Sandra Howard, the wife of Home Secretary Michael Howard, fails in her legal action to stop the broadcast of a World in Action programme which includes an interview with Derek Lewis, former head of the Prison Service who was dismissed by her husband. In it he claims that Mrs Howard believes 'the prison code's requirement to provide a balanced and nutritious diet were somewhat too generous to prisoners'.
The Home Office seeks an injunction against the Panorama programme Predators to stop it screening videos of therapy sessions with patients in Broadmoor. The Home Office argues that the videos breach the confidentiality of prisoners and the Prison Service and would harm the public interest. The application for the injunction is rejected.

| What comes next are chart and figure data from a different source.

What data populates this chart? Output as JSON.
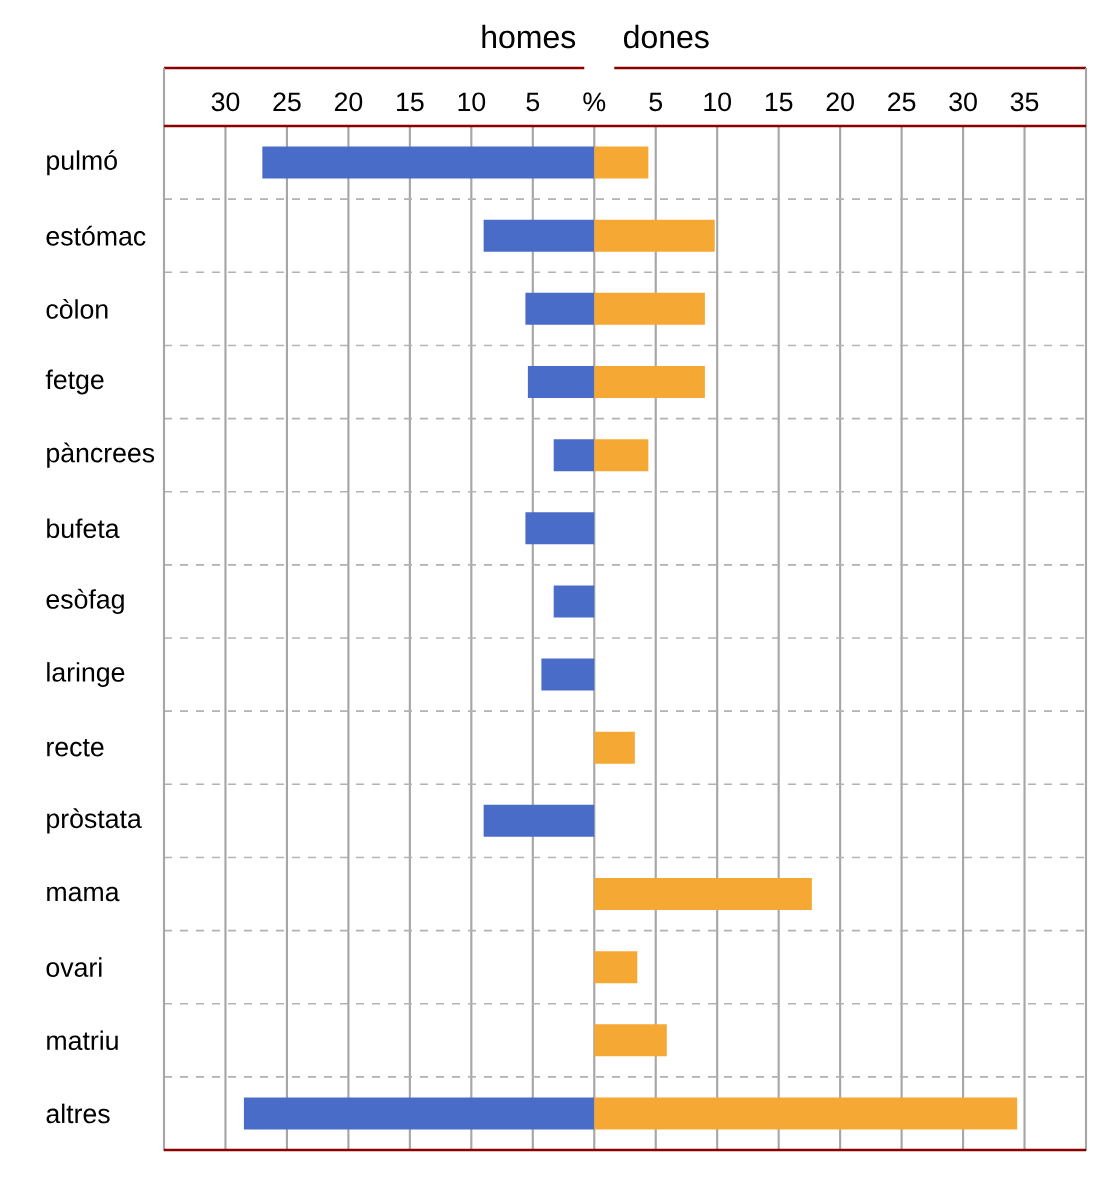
{
  "chart_data": {
    "type": "bar",
    "orientation": "horizontal",
    "grid": true,
    "categories": [
      "pulmó",
      "estómac",
      "còlon",
      "fetge",
      "pàncrees",
      "bufeta",
      "esòfag",
      "laringe",
      "recte",
      "pròstata",
      "mama",
      "ovari",
      "matriu",
      "altres"
    ],
    "annotations": [
      "homes",
      "dones"
    ],
    "series": [
      {
        "color": "#4a6cc9",
        "values": [
          -27,
          -9,
          -5.6,
          -5.4,
          -3.3,
          -5.6,
          -3.3,
          -4.3,
          null,
          -9,
          null,
          null,
          null,
          -28.5
        ]
      },
      {
        "color": "#f5a833",
        "values": [
          4.4,
          9.8,
          9,
          9,
          4.4,
          null,
          null,
          null,
          3.3,
          null,
          17.7,
          3.5,
          5.9,
          34.4
        ]
      }
    ],
    "xlim": [
      -35,
      40
    ],
    "xticks": [
      {
        "value": -30,
        "label": "30"
      },
      {
        "value": -25,
        "label": "25"
      },
      {
        "value": -20,
        "label": "20"
      },
      {
        "value": -15,
        "label": "15"
      },
      {
        "value": -10,
        "label": "10"
      },
      {
        "value": -5,
        "label": "5"
      },
      {
        "value": 0,
        "label": "%"
      },
      5,
      10,
      15,
      20,
      25,
      30,
      35
    ]
  }
}
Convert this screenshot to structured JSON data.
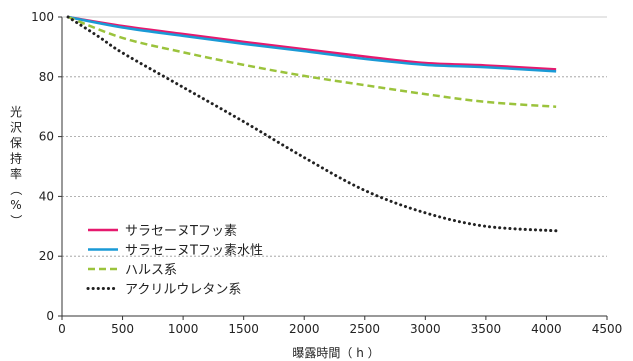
{
  "chart_data": {
    "type": "line",
    "xlabel": "曝露時間（ h ）",
    "ylabel_chars": [
      "光",
      "沢",
      "保",
      "持",
      "率",
      "（",
      "%",
      "）"
    ],
    "xlim": [
      0,
      4500
    ],
    "ylim": [
      0,
      100
    ],
    "x_ticks": [
      0,
      500,
      1000,
      1500,
      2000,
      2500,
      3000,
      3500,
      4000,
      4500
    ],
    "y_ticks": [
      0,
      20,
      40,
      60,
      80,
      100
    ],
    "y_gridlines": [
      20,
      40,
      60,
      80
    ],
    "legend_position": "bottom-left",
    "series": [
      {
        "name": "サラセーヌTフッ素",
        "color": "#e6196e",
        "style": "solid",
        "x": [
          50,
          500,
          1000,
          1500,
          2000,
          2500,
          3000,
          3500,
          4080
        ],
        "y": [
          100,
          97,
          94.3,
          91.7,
          89.2,
          86.8,
          84.6,
          83.8,
          82.5
        ]
      },
      {
        "name": "サラセーヌTフッ素水性",
        "color": "#1a9ad6",
        "style": "solid",
        "x": [
          50,
          500,
          1000,
          1500,
          2000,
          2500,
          3000,
          3500,
          4080
        ],
        "y": [
          100,
          96.5,
          93.7,
          91,
          88.6,
          86,
          84,
          83.2,
          81.8
        ]
      },
      {
        "name": "ハルス系",
        "color": "#9bc33c",
        "style": "dashed",
        "x": [
          50,
          500,
          1000,
          1500,
          2000,
          2500,
          3000,
          3500,
          4080
        ],
        "y": [
          100,
          93,
          88.2,
          84,
          80.3,
          77.2,
          74.2,
          71.6,
          70
        ]
      },
      {
        "name": "アクリルウレタン系",
        "color": "#222222",
        "style": "dotted",
        "x": [
          50,
          300,
          500,
          1000,
          1500,
          2000,
          2500,
          3000,
          3500,
          4080
        ],
        "y": [
          100,
          93.5,
          88,
          76.5,
          65,
          53,
          42,
          34.5,
          30,
          28.5
        ]
      }
    ]
  }
}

In spite of the predictable huffing and puffing from the usual quarters, C4 shows Reservoir Dogs uncut.
Jonathan Aitken begins his libel case against The Guardian and the Granada World in Action programme Jonathan of Arabia, broadcast in April 1995. The previous month he had applied successfully for the case to be heard without a jury. This is the first libel case brought by a prominent politician over his conduct while in office to be heard in such circumstances. It was thought by the judge hearing the case, Mr Justice Popplewell, that the documents involved in the trial would have overwhelmed any jury by their complexity and sheer numbers.
Aitken's case collapses when new evidence is presented. 'Jonathan Aitken's chosen weapon was a dagger of deceit, not the sword of truth', says Ian McBride, managing editor of Granada TV, after the case ends.